Heureusement, même si prédire le futur est plus difficile que jamais, nous pouvons avoir une bonne idée de ce qui peut marcher. Certains commentateurs politiques ont expliqué la défaite de Hillary Clinton par le fait qu’elle se serait trop focalisée sur sa propre personne et sur l’attaque de son adversaire, au point qu’elle n’aurait plus symbolisé que le statu quo, tandis que Donald Trump, derrière ses déclarations fracassantes, aurait su « vendre » à ses électeurs un projet. Emmanuel Macron, lui, n’a pas fait cette erreur. Il a beaucoup moins attaqué sa rivale Marine Le Pen qu’il n’aurait pu et a préféré insister sur son projet. Au lieu de se présenter comme un choix évident et inévitable, il a expliqué lors du débat présidentiel comment sa politique aiderait le paysan du Cantal à viser une clientèle internationale. Et il a gagné.
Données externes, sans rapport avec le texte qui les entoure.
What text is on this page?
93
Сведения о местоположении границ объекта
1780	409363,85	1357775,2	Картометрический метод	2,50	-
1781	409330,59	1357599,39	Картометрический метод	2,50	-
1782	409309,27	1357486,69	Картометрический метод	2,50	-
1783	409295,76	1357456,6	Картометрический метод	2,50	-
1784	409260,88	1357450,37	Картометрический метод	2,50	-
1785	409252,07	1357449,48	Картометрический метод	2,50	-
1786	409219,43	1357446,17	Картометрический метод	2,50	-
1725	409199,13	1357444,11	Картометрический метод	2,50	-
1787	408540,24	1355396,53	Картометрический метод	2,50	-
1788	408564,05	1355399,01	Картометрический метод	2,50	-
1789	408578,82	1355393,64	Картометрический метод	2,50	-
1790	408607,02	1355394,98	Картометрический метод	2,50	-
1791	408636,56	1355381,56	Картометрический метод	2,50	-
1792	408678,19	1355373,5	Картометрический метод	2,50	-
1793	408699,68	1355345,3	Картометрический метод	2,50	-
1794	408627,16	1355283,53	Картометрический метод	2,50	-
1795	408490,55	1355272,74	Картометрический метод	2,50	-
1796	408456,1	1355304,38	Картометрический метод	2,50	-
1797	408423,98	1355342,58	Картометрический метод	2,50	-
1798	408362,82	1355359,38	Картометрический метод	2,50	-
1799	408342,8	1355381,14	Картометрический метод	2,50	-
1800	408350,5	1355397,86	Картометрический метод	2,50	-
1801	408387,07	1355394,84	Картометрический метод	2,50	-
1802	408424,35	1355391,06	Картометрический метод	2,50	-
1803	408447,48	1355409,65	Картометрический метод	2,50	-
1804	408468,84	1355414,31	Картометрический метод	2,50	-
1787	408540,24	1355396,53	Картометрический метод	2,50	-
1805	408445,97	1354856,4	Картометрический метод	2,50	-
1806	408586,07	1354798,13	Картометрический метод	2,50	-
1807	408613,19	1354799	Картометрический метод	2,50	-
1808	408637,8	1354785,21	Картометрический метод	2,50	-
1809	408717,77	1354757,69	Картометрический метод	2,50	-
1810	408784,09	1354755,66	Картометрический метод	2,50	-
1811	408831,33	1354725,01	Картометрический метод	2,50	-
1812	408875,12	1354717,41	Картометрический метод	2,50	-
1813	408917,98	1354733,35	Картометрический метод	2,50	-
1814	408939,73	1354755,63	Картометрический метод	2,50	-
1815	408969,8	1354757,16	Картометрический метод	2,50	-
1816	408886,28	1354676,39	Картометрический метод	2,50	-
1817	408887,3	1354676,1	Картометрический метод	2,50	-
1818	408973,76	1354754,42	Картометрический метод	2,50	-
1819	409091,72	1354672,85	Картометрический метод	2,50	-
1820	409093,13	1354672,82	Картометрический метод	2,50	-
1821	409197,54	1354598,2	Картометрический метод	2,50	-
Dans un monde chaotique, un jeune presque inconnu, comme l’était Macron avant que François Hollande le nomme ministre, peut gagner une élection présidentielle là où un « grand nom » comme Hillary Clinton peut perdre. Si vous ignorez la nouvelle donne et croyez qu’un nom « de référence » suffit pour réussir, même une fondation pesant des dizaines de millions de dollars et le soutien de presque tous les milieux cultivés de la planète ne vous sauvera pas. C’est cela, la réalité du chaos. D’un autre côté, et c’est ici simplement l’autre face de la même pièce, agir en osmose avec le monde tel qu’il est peut vous porter au sommet.
Demandez donc à Benoît Wojtenka. Créateur du site Bonne Gueule avec quelques amis, Benoît s’est concentré sur un segment de marché plutôt négligé, le conseil vestimentaire pour hommes. Et tandis que les magazines masculins distribués en kiosque se sont contentés de conseils superficiels et de se copier les uns les autres, l’équipe de Bonne Gueule a préféré faire ses propres recherches, ses expériences, fonder son propre réseau. Ce qui a bien marché. Le site est aujourd’hui numéro un de l’Internet francophone dans son domaine.
La fractale passe par (l’économie du) partage
Dans une économie de partage, chacun fonctionne de plus en plus comme une cellule. Si certaines cellules sont plus spécialisées que d’autres, toutes ont ceci de particulier qu’elles consomment et produisent, les deux fonctions étant en équilibre au sein même de la cellule. Ceci vaut dans tous les domaines : depuis le début des années 2000, le microcrédit a connu une croissance fulgurante. Au lieu d’aller à la banque, vous pouvez demander à plusieurs micro-investisseurs réunis de vous prêter à intérêt, même si vous êtes issu d’un pays dit pauvre. Dans le même ordre d’idées, beaucoup de gens se sont équipés de leur propres moyens de production d’énergie, par exemple des panneaux solaires ou des éoliennes. Ma maison résiliente dispose d’une petite éolienne et celle-ci suffit à produire plus d’électricité que je n’en consomme !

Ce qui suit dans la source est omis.